Une nouvelle estimation de la quantité de matière noire contenu dans le Grand Nuage de Magellan conduit à penser que sa masse est deux fois plus importante que ce que l'on croyait. L'attraction de la Voie lactée devrait donc être si forte que les deux galaxies devraient entrer en collision dans deux milliards d'années. Le quasar de notre Galaxie devrait alors se rallumer.
Au cours des dernières décennies, les télescopes ont produit de nombreuses images de galaxies en interactions, déformées par les forces de marée gravitationnelles, résultant de rencontres rapprochées et amenant même, parfois, ces astres à entrer en collision. Des dizaines de photographies spectaculaires du télescope Hubble le montrent et quelquefois, ce ne sont pas seulement deux mais trois, voire quatre galaxies qui sont ainsi prises en flagrant délit de fusion, comme on peut le voir aussi sur les images prises par le télescope Spitzer.
Ces fusions font croître les galaxies en apportant des étoiles et aussi des nuages de gaz qui vont s'effondrer pour en faire de nouvelles, sous l'effet des ondes de chocs résultantes dans le milieu interstellaire. Cette matière baryonique peut aussi alimenter à nouveau les disques d'accrétion des trous noirs supermassifs dormants, ou presque, au cœur des galaxies, et provoquer la naissance de ce que l'on appelle, les noyaux actifs des galaxies. Les plus brillants apparaissent alors comme des quasars.

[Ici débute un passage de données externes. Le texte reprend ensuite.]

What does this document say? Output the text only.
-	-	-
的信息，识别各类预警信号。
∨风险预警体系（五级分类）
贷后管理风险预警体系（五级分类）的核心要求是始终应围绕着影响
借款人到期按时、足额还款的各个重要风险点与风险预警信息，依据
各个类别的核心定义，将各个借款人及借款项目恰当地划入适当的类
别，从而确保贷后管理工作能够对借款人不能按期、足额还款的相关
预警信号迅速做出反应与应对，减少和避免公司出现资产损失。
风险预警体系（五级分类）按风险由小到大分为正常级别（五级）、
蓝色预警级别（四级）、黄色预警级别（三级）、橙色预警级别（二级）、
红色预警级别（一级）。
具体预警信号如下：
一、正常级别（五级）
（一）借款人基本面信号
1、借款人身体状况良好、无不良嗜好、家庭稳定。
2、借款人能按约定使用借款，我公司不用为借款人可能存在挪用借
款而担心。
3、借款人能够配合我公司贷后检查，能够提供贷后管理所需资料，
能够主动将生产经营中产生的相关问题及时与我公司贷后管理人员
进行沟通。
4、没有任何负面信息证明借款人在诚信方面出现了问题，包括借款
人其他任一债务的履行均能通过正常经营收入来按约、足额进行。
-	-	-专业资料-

Ces grandioses événements cosmiques ne se produisent seulement entre de grandes galaxies mais aussi lors de la capture de petites galaxies naines par leurs grandes sœurs, telles la Voie lactée et Andromède. Des traces de ces collisions passées se trouvent d'ailleurs dans ces deux spirales comme l'a montré récemment la mission Gaia dans le cas de notre Galaxie.
Dans approximativement quatre milliards d'années, Andromède et la Voie lactée vont entrer elles-mêmes en collision. L'attraction gravitationnelle entre ces géantes est, en effet, trop forte pour que l'expansion de l'espace qui éloigne de nous d'autres galaxies soit opérante. Mais, selon des calculs faits dans le cadre des simulations numériques du projet Eagle (Evolution and Assembly of GaLaxies and their Environments) qui a déjà servi à modéliser sur ordinateur la formation des grandes structures dans l'Univers observable dans un volume cosmologique de plus de 300 millions d'années-lumière de taille, une autre collision colossale devrait se produire avant.
Un quasar dont la masse devrait décupler
En effet, comme l'explique un groupe d'astrophysiciens de l'Institute of Computational Cosmology, de l'université Durham (UK) dans un article publié dans les Monthly Notices of the Royal Astronomical Society (accès libre sur arXiv), le Grand Nuage de Magellan devrait entrer en collision avec la Voie lactée d'ici deux milliards d'années environ.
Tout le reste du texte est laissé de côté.